8th Workshop on Building and Using Comparable Corpora


A shared task is organized together with the workshop. This will be the first evaluation exercise on the identification of comparable texts: given a large multilingual collection of texts (we will be using Wikipedia documents in several languages), the task is to identify the most similar texts across languages. Evaluation will be done by measuring precision, recall and F-measure on links between pages, with a gold standard based on actual inter-language links.

Task description

Parallel corpora of original texts with their translations provide the basis for multilingual NLP applications since the beginning of the 1990s. Relative scarcity of such resources led to greater attention to comparable (=less parallel) resources to mine information about possible translations. Many studies have been produced within the paradigm of comparable corpora, including publications in the BUCC workshop series since 2008, see bucc-introduction.html.

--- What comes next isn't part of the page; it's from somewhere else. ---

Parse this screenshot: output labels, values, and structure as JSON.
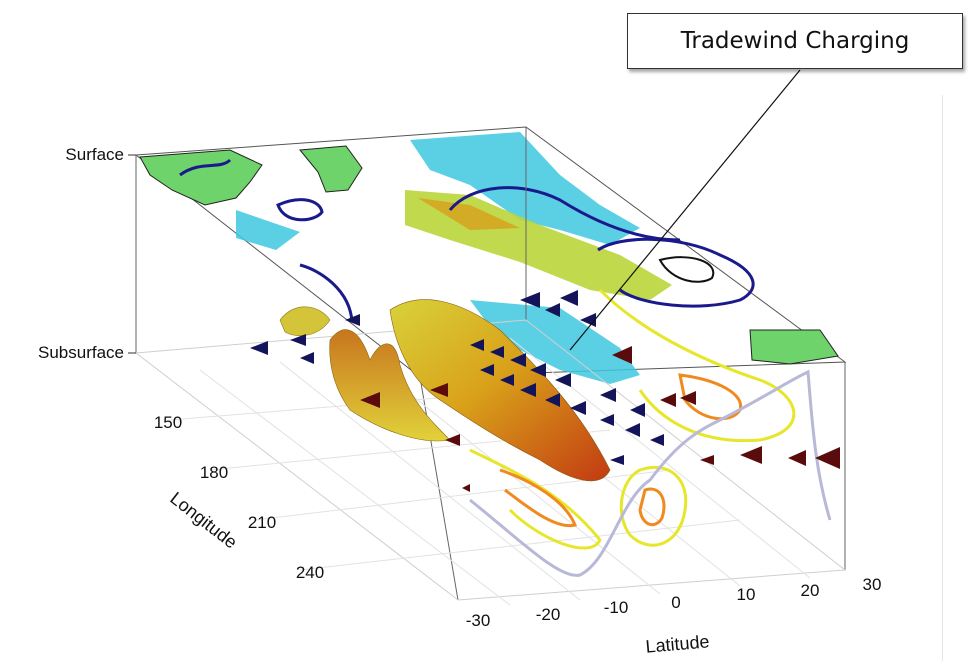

However, the community so far has not conducted an evaluation which compared different approaches for identifying more or less parallel resources in a large amount of multilingual data. Also, it is not clear how language-specific such approaches are. In this shared task we propose the first evaluation exercise, which is aimed at detecting the most similar texts in a large collection.

Data set

The data for each language pair has been split into two sets:

Training set
pages with information about the correct links for the respective language pairs;
Test set
pages without the links.

The task is for each page in the test set to submit up to five ranked suggestions to its linked page, assuming that the gold standard contains its counterpart in another language. The submissions will have to be in the tab-separated format as used in the submissions to TREC with six fields:
id1 X id2 Y score run.name

The X and Y fields are not used, but they are reserved by the TREC evaluation script (and it does not use them either). Please keep them with constant values X and Y. id1 and id2 are the articles ids in a language of evaluation and in English. The score should reflect the similarity between id1 and id2, the higher the closer. The participants are invited to submit up to five runs of their system with different parameters, as identified by a keyword in the last field. This field should include the name of the team and an identifier for the run, e.g., Leeds.run1, or LIMSI.BM25. For the evaluation script and for more information about the format, please visit: http://trec.nist.gov/trec_eval/

The languages in the shared task will be Chinese, French, German, Russian and Turkish. Pages in these languages need to be linked to a page in English.

Submission procedure

Please register by sending a message to shared.bucc2015@gmail.com and giving the name of the contact person, and the language pairs you’d like to work on.

In response you will receive links to the training sets and the scoring script.


1 February 2015 Training set available
20 April 2015 Test set available
24 April 2015 Test submission deadline
1 May 2015 System results to participants
15 May 2015 Paper submission deadline
4 June 2015 Notification of acceptance
21 June 2015 Camera-ready papers due
30 July 2015 Workshop date